Biography
Los Angeles and Seattle-based cellist and composer Olivia Marckx was the only female American cellist invited to participate in the 2026 Queen Elisabeth Competition in Brussels. She has soloed with the Seattle Symphony, Pacific Symphony, Cascade Symphony, Colburn Orchestra, and USC Thornton Symphony, among others, and performed at the Orcas Island Chamber Music Festival, the Colburn and Seattle Chamber Music Societies and live on the Violin Channel. Olivia has collaborated with artists such as Itzhak Perlman, Chee-Yun Kim, Jon Kimura Parker, Anthony Marwood, and Time for Three.
As a composer, Olivia’s works, recognized as “Gorgeous…swirling yet measured beauty,” (Bandcamp) are brimming with luminous harmonies, whimsical textures, and idiomatic virtuosity. Also trained in Scottish folk music, Olivia spent time as a teenager busking at Seattle’s Pike Place Market where she learned firsthand how to engage passers-by with her music, aiming to not only draw a crowd, but to hold their attention. She strives to bring that authentic audience connection to the concert hall by creating music that compels people to listen.
Olivia is a winner of the 2026 USC Thornton New Music For Orchestra Competition, and also received honors at the 2024 NACUSA-LA National Composition Competition and the Seattle Festival Orchestra International Call for Scores. Her works have been commissioned/and or performed by Simone Porter, Tony Arnold, The Lyris String Quartet, and the Pacific, Thornton, South Coast and San Fernando Valley Symphonies and Seattle Festival Orchestra. Her music has been featured at the Aspen Music Festival, Orcas Island Chamber Music Festival, New Music on the Point, and Carnegie Hall (Weill Hall).

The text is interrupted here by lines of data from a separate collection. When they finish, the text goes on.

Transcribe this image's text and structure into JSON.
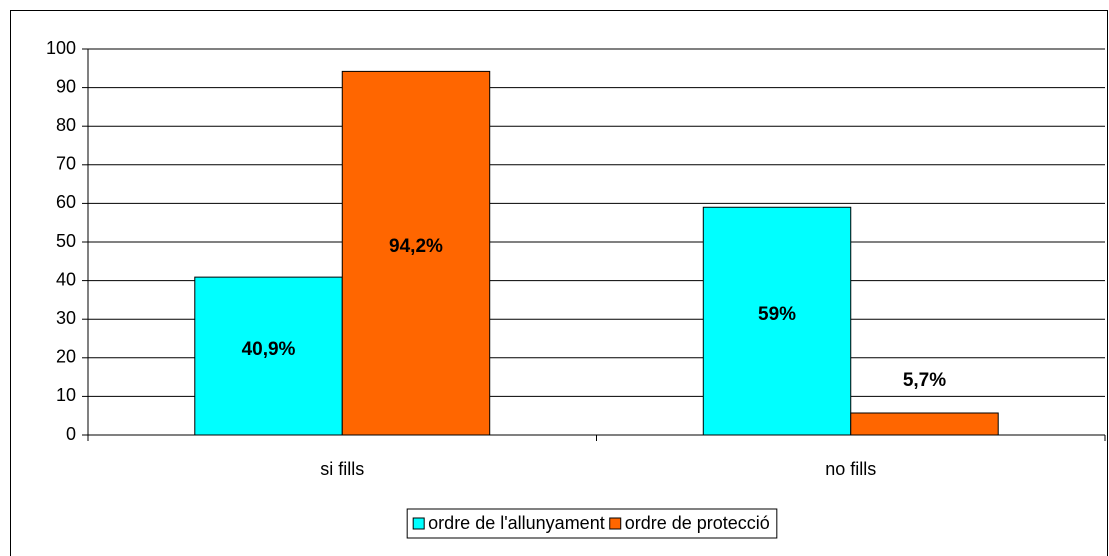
{
  "chart_data": {
    "type": "bar",
    "categories": [
      "si fills",
      "no fills"
    ],
    "series": [
      {
        "name": "ordre de l'allunyament",
        "color": "#00ffff",
        "values": [
          40.9,
          59
        ],
        "value_labels": [
          "40,9%",
          "59%"
        ]
      },
      {
        "name": "ordre de protecció",
        "color": "#ff6600",
        "values": [
          94.2,
          5.7
        ],
        "value_labels": [
          "94,2%",
          "5,7%"
        ]
      }
    ],
    "ylim": [
      0,
      100
    ],
    "yticks": [
      0,
      10,
      20,
      30,
      40,
      50,
      60,
      70,
      80,
      90,
      100
    ],
    "grid": true,
    "legend": "bottom"
  }
}
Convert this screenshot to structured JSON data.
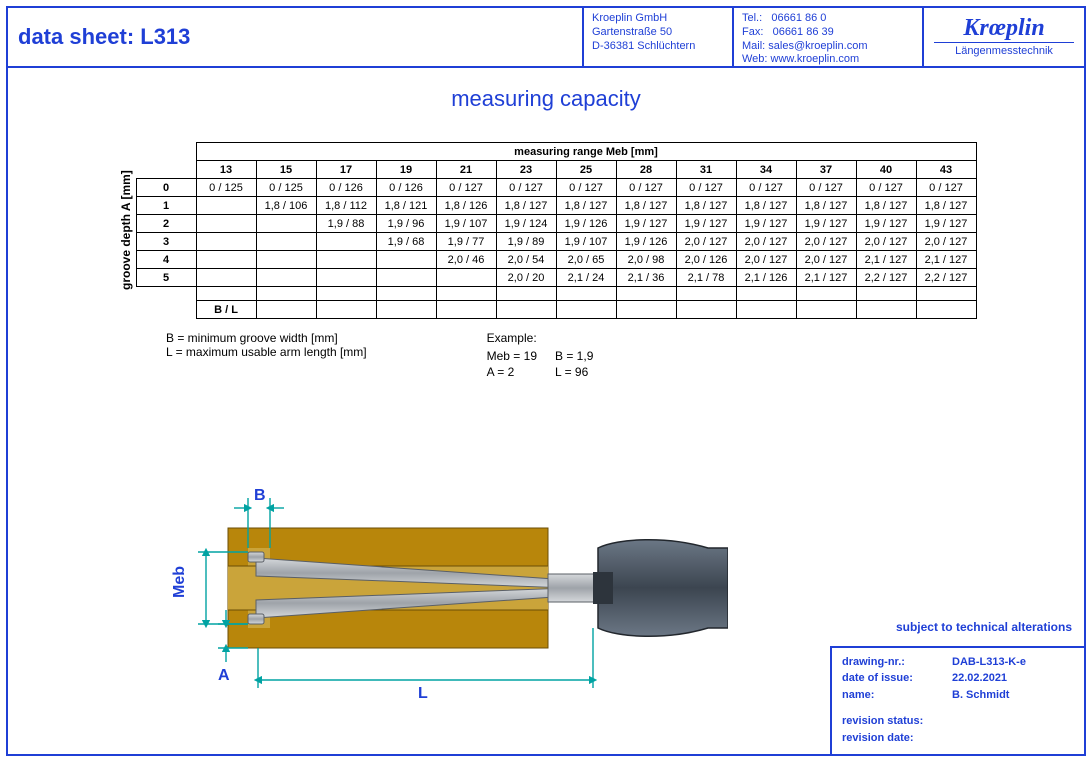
{
  "header": {
    "title": "data sheet:  L313",
    "address": {
      "l1": "Kroeplin GmbH",
      "l2": "Gartenstraße 50",
      "l3": "D-36381 Schlüchtern"
    },
    "contact": {
      "tel_k": "Tel.:",
      "tel_v": "06661 86 0",
      "fax_k": "Fax:",
      "fax_v": "06661 86 39",
      "mail_k": "Mail:",
      "mail_v": "sales@kroeplin.com",
      "web_k": "Web:",
      "web_v": "www.kroeplin.com"
    },
    "logo": {
      "main": "Krœplin",
      "sub": "Längenmesstechnik"
    }
  },
  "section_title": "measuring capacity",
  "table": {
    "top_label": "measuring range   Meb   [mm]",
    "side_label": "groove depth   A\n[mm]",
    "cols": [
      "13",
      "15",
      "17",
      "19",
      "21",
      "23",
      "25",
      "28",
      "31",
      "34",
      "37",
      "40",
      "43"
    ],
    "row_ids": [
      "0",
      "1",
      "2",
      "3",
      "4",
      "5"
    ],
    "rows": [
      [
        "0 / 125",
        "0 / 125",
        "0 / 126",
        "0 / 126",
        "0 / 127",
        "0 / 127",
        "0 / 127",
        "0 / 127",
        "0 / 127",
        "0 / 127",
        "0 / 127",
        "0 / 127",
        "0 / 127"
      ],
      [
        "",
        "1,8 / 106",
        "1,8 / 112",
        "1,8 / 121",
        "1,8 / 126",
        "1,8 / 127",
        "1,8 / 127",
        "1,8 / 127",
        "1,8 / 127",
        "1,8 / 127",
        "1,8 / 127",
        "1,8 / 127",
        "1,8 / 127"
      ],
      [
        "",
        "",
        "1,9 / 88",
        "1,9 / 96",
        "1,9 / 107",
        "1,9 / 124",
        "1,9 / 126",
        "1,9 / 127",
        "1,9 / 127",
        "1,9 / 127",
        "1,9 / 127",
        "1,9 / 127",
        "1,9 / 127"
      ],
      [
        "",
        "",
        "",
        "1,9 / 68",
        "1,9 / 77",
        "1,9 / 89",
        "1,9 / 107",
        "1,9 / 126",
        "2,0 / 127",
        "2,0 / 127",
        "2,0 / 127",
        "2,0 / 127",
        "2,0 / 127"
      ],
      [
        "",
        "",
        "",
        "",
        "2,0 / 46",
        "2,0 / 54",
        "2,0 / 65",
        "2,0 / 98",
        "2,0 / 126",
        "2,0 / 127",
        "2,0 / 127",
        "2,1 / 127",
        "2,1 / 127"
      ],
      [
        "",
        "",
        "",
        "",
        "",
        "2,0 / 20",
        "2,1 / 24",
        "2,1 / 36",
        "2,1 / 78",
        "2,1 / 126",
        "2,1 / 127",
        "2,2 / 127",
        "2,2 / 127"
      ]
    ],
    "bl_label": "B / L"
  },
  "legend": {
    "b": "B = minimum groove width [mm]",
    "l": "L = maximum usable arm length [mm]",
    "example_label": "Example:",
    "ex": {
      "meb_k": "Meb = 19",
      "b_k": "B = 1,9",
      "a_k": "A = 2",
      "l_k": "L = 96"
    }
  },
  "diagram": {
    "labels": {
      "B": "B",
      "Meb": "Meb",
      "A": "A",
      "L": "L"
    },
    "colors": {
      "dim": "#00a3a3",
      "block_fill": "#b8860b",
      "block_dark": "#8a6207",
      "probe_fill": "#b9bcc0",
      "probe_edge": "#555b63",
      "handle_fill": "#4f5a66",
      "handle_dark": "#2d343c"
    }
  },
  "footnote": "subject to technical alterations",
  "titleblock": {
    "drawing_k": "drawing-nr.:",
    "drawing_v": "DAB-L313-K-e",
    "date_k": "date of issue:",
    "date_v": "22.02.2021",
    "name_k": "name:",
    "name_v": "B. Schmidt",
    "rev_status_k": "revision status:",
    "rev_status_v": "",
    "rev_date_k": "revision date:",
    "rev_date_v": ""
  }
}
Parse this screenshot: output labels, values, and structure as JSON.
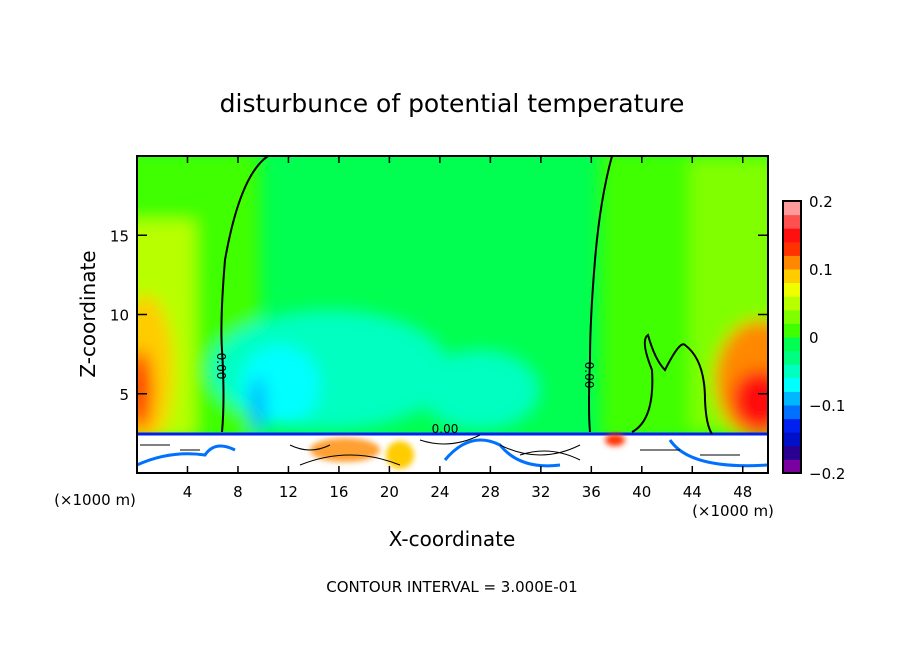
{
  "chart_data": {
    "type": "heatmap",
    "title": "disturbunce of potential temperature",
    "xlabel": "X-coordinate",
    "ylabel": "Z-coordinate",
    "x_unit_left": "(×1000 m)",
    "x_unit_right": "(×1000 m)",
    "xlim": [
      0,
      50
    ],
    "ylim": [
      0,
      20
    ],
    "xticks": [
      4,
      8,
      12,
      16,
      20,
      24,
      28,
      32,
      36,
      40,
      44,
      48
    ],
    "yticks": [
      5,
      10,
      15
    ],
    "contour_labels": [
      "0.00",
      "0.00",
      "0.00"
    ],
    "footer": "CONTOUR INTERVAL = 3.000E-01",
    "colorbar": {
      "min": -0.2,
      "max": 0.2,
      "step": 0.02,
      "tick_labels": [
        "0.2",
        "0.1",
        "0",
        "−0.1",
        "−0.2"
      ],
      "tick_values": [
        0.2,
        0.1,
        0,
        -0.1,
        -0.2
      ],
      "colors": [
        "#7a00a0",
        "#2a0090",
        "#0010c8",
        "#0020f0",
        "#0070ff",
        "#00b8ff",
        "#00ffff",
        "#00ffc0",
        "#00ff80",
        "#00ff50",
        "#10ff10",
        "#40ff00",
        "#80ff00",
        "#b8ff00",
        "#f0ff00",
        "#ffcc00",
        "#ff8800",
        "#ff3300",
        "#ff1010",
        "#ff5050",
        "#ff9a9a"
      ]
    }
  }
}
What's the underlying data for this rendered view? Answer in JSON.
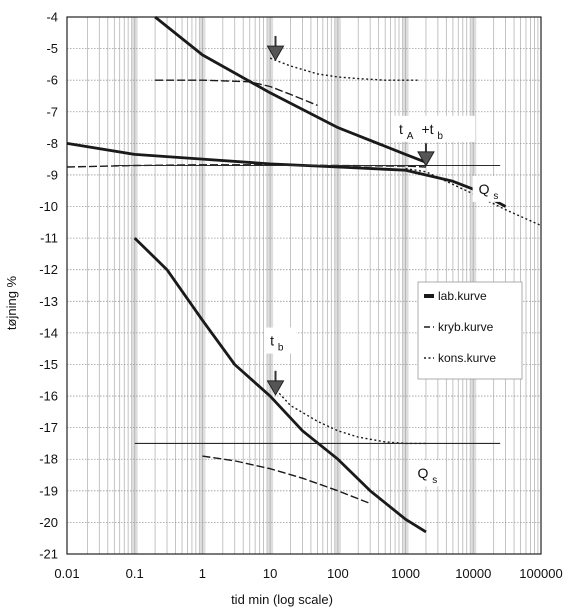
{
  "chart_data": {
    "type": "line",
    "xlabel": "tid min (log scale)",
    "ylabel": "tøjning %",
    "xscale": "log",
    "xlim": [
      0.01,
      100000
    ],
    "ylim": [
      -21,
      -4
    ],
    "x_tick_labels": [
      "0.01",
      "0.1",
      "1",
      "10",
      "100",
      "1000",
      "10000",
      "100000"
    ],
    "y_tick_labels": [
      "-4",
      "-5",
      "-6",
      "-7",
      "-8",
      "-9",
      "-10",
      "-11",
      "-12",
      "-13",
      "-14",
      "-15",
      "-16",
      "-17",
      "-18",
      "-19",
      "-20",
      "-21"
    ],
    "grid": true,
    "legend_position": "right",
    "legend": [
      {
        "label": "lab.kurve",
        "style": "solid-thick"
      },
      {
        "label": "kryb.kurve",
        "style": "dashed"
      },
      {
        "label": "kons.kurve",
        "style": "dotted"
      }
    ],
    "series": [
      {
        "name": "lab.kurve",
        "style": "solid-thick",
        "x": [
          0.2,
          1,
          10,
          100,
          1000,
          2000
        ],
        "y": [
          -4.0,
          -5.2,
          -6.4,
          -7.5,
          -8.35,
          -8.6
        ]
      },
      {
        "name": "kryb.kurve",
        "style": "dashed",
        "x": [
          0.2,
          1,
          5,
          10,
          20,
          50
        ],
        "y": [
          -6.0,
          -6.0,
          -6.05,
          -6.2,
          -6.45,
          -6.8
        ]
      },
      {
        "name": "kons.kurve",
        "style": "dotted",
        "x": [
          10,
          20,
          50,
          100,
          200,
          500,
          1500
        ],
        "y": [
          -5.3,
          -5.55,
          -5.8,
          -5.9,
          -5.95,
          -6.0,
          -6.0
        ]
      },
      {
        "name": "lab.kurve",
        "style": "solid-thick",
        "x": [
          0.01,
          0.1,
          1,
          10,
          100,
          1000,
          5000,
          10000,
          30000
        ],
        "y": [
          -8.0,
          -8.35,
          -8.5,
          -8.65,
          -8.75,
          -8.85,
          -9.2,
          -9.45,
          -10.0
        ]
      },
      {
        "name": "kryb.kurve",
        "style": "dashed",
        "x": [
          0.01,
          0.1,
          1,
          10,
          100,
          1000,
          2000
        ],
        "y": [
          -8.75,
          -8.7,
          -8.68,
          -8.68,
          -8.7,
          -8.72,
          -8.75
        ]
      },
      {
        "name": "kons.kurve",
        "style": "dotted",
        "x": [
          1000,
          2000,
          5000,
          10000,
          30000,
          100000
        ],
        "y": [
          -8.8,
          -8.9,
          -9.3,
          -9.6,
          -10.1,
          -10.6
        ]
      },
      {
        "name": "lab.kurve",
        "style": "solid-thick",
        "x": [
          0.1,
          0.3,
          1,
          3,
          10,
          30,
          100,
          300,
          1000,
          2000
        ],
        "y": [
          -11.0,
          -12.0,
          -13.6,
          -15.0,
          -16.0,
          -17.1,
          -18.0,
          -19.0,
          -19.9,
          -20.3
        ]
      },
      {
        "name": "kryb.kurve",
        "style": "dashed",
        "x": [
          1,
          3,
          10,
          30,
          100,
          300
        ],
        "y": [
          -17.9,
          -18.05,
          -18.3,
          -18.6,
          -19.0,
          -19.4
        ]
      },
      {
        "name": "kons.kurve",
        "style": "dotted",
        "x": [
          10,
          20,
          50,
          100,
          200,
          500,
          1000,
          2000
        ],
        "y": [
          -15.6,
          -16.3,
          -16.8,
          -17.1,
          -17.3,
          -17.45,
          -17.5,
          -17.5
        ]
      },
      {
        "name": "",
        "style": "solid-thin",
        "x": [
          0.1,
          25000
        ],
        "y": [
          -17.5,
          -17.5
        ]
      },
      {
        "name": "",
        "style": "solid-thin",
        "x": [
          0.05,
          25000
        ],
        "y": [
          -8.7,
          -8.7
        ]
      }
    ],
    "annotations": [
      {
        "text": "t",
        "sub": "A",
        "after": "+t",
        "after_sub": "b",
        "x": 800,
        "y": -7.7
      },
      {
        "text": "Q",
        "sub": "s",
        "x": 12000,
        "y": -9.6
      },
      {
        "text": "t",
        "sub": "b",
        "x": 10,
        "y": -14.4
      },
      {
        "text": "Q",
        "sub": "s",
        "x": 1500,
        "y": -18.6
      }
    ],
    "arrows": [
      {
        "x": 12,
        "y_from": -4.6,
        "y_to": -5.3
      },
      {
        "x": 2000,
        "y_from": -8.0,
        "y_to": -8.65
      },
      {
        "x": 12,
        "y_from": -15.2,
        "y_to": -15.9
      }
    ]
  }
}
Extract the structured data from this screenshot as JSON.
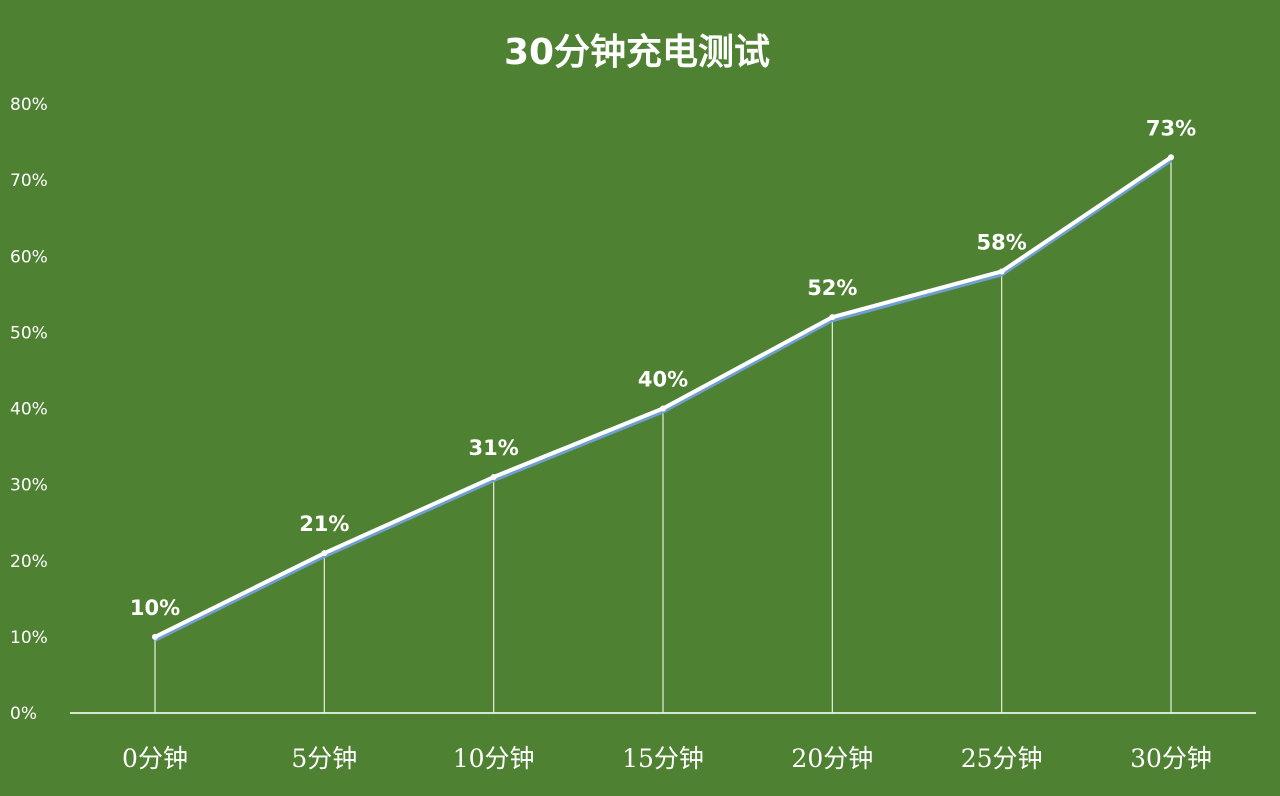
{
  "chart_data": {
    "type": "line",
    "title": "30分钟充电测试",
    "categories": [
      "0分钟",
      "5分钟",
      "10分钟",
      "15分钟",
      "20分钟",
      "25分钟",
      "30分钟"
    ],
    "series": [
      {
        "values": [
          10,
          21,
          31,
          40,
          52,
          58,
          73
        ]
      }
    ],
    "data_labels": [
      "10%",
      "21%",
      "31%",
      "40%",
      "52%",
      "58%",
      "73%"
    ],
    "y_ticks": [
      "0%",
      "10%",
      "20%",
      "30%",
      "40%",
      "50%",
      "60%",
      "70%",
      "80%"
    ],
    "ylim": [
      0,
      80
    ],
    "grid": false,
    "drop_lines": true,
    "legend": "none",
    "xlabel": "",
    "ylabel": ""
  },
  "colors": {
    "background": "#4f8132",
    "line": "#ffffff",
    "line_shadow": "#6f9fd0",
    "axis": "#d8e6cf",
    "drop_line": "#e6efe0",
    "text": "#ffffff"
  }
}
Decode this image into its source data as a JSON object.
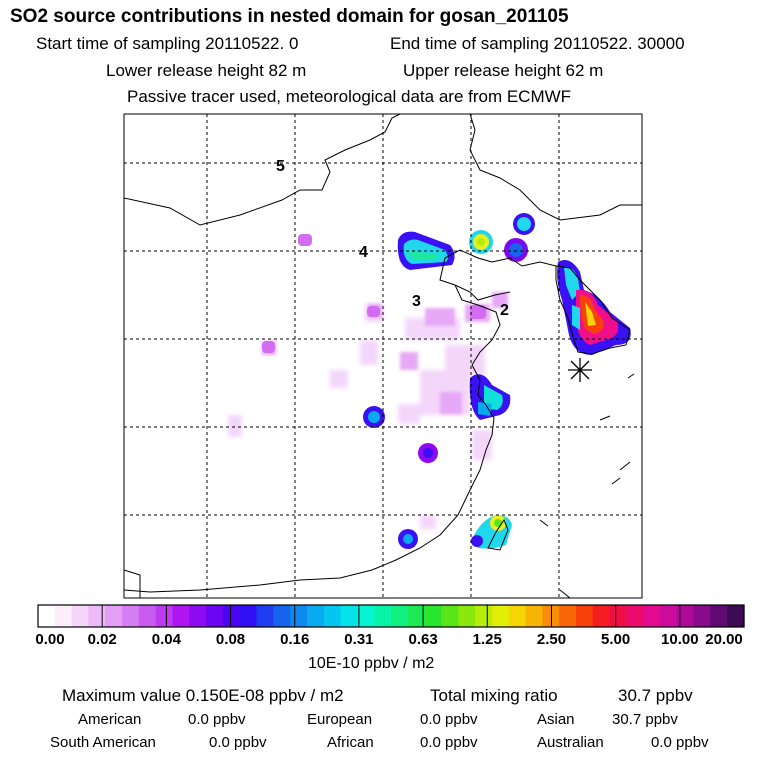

Summer festivals include Yellow Barn, New Music on the Point, Bang on a Can, the Aspen Music Festival, Perlman Music Program and Heifetz Chamber Music Seminar. Olivia holds performance degrees (BM and MM) from the Colburn Conservatory, and is currently pursuing a double degree (DMA and MM) at USC’s Thornton School studying cello with Ralph Kirshbaum and composition with Donald Crockett.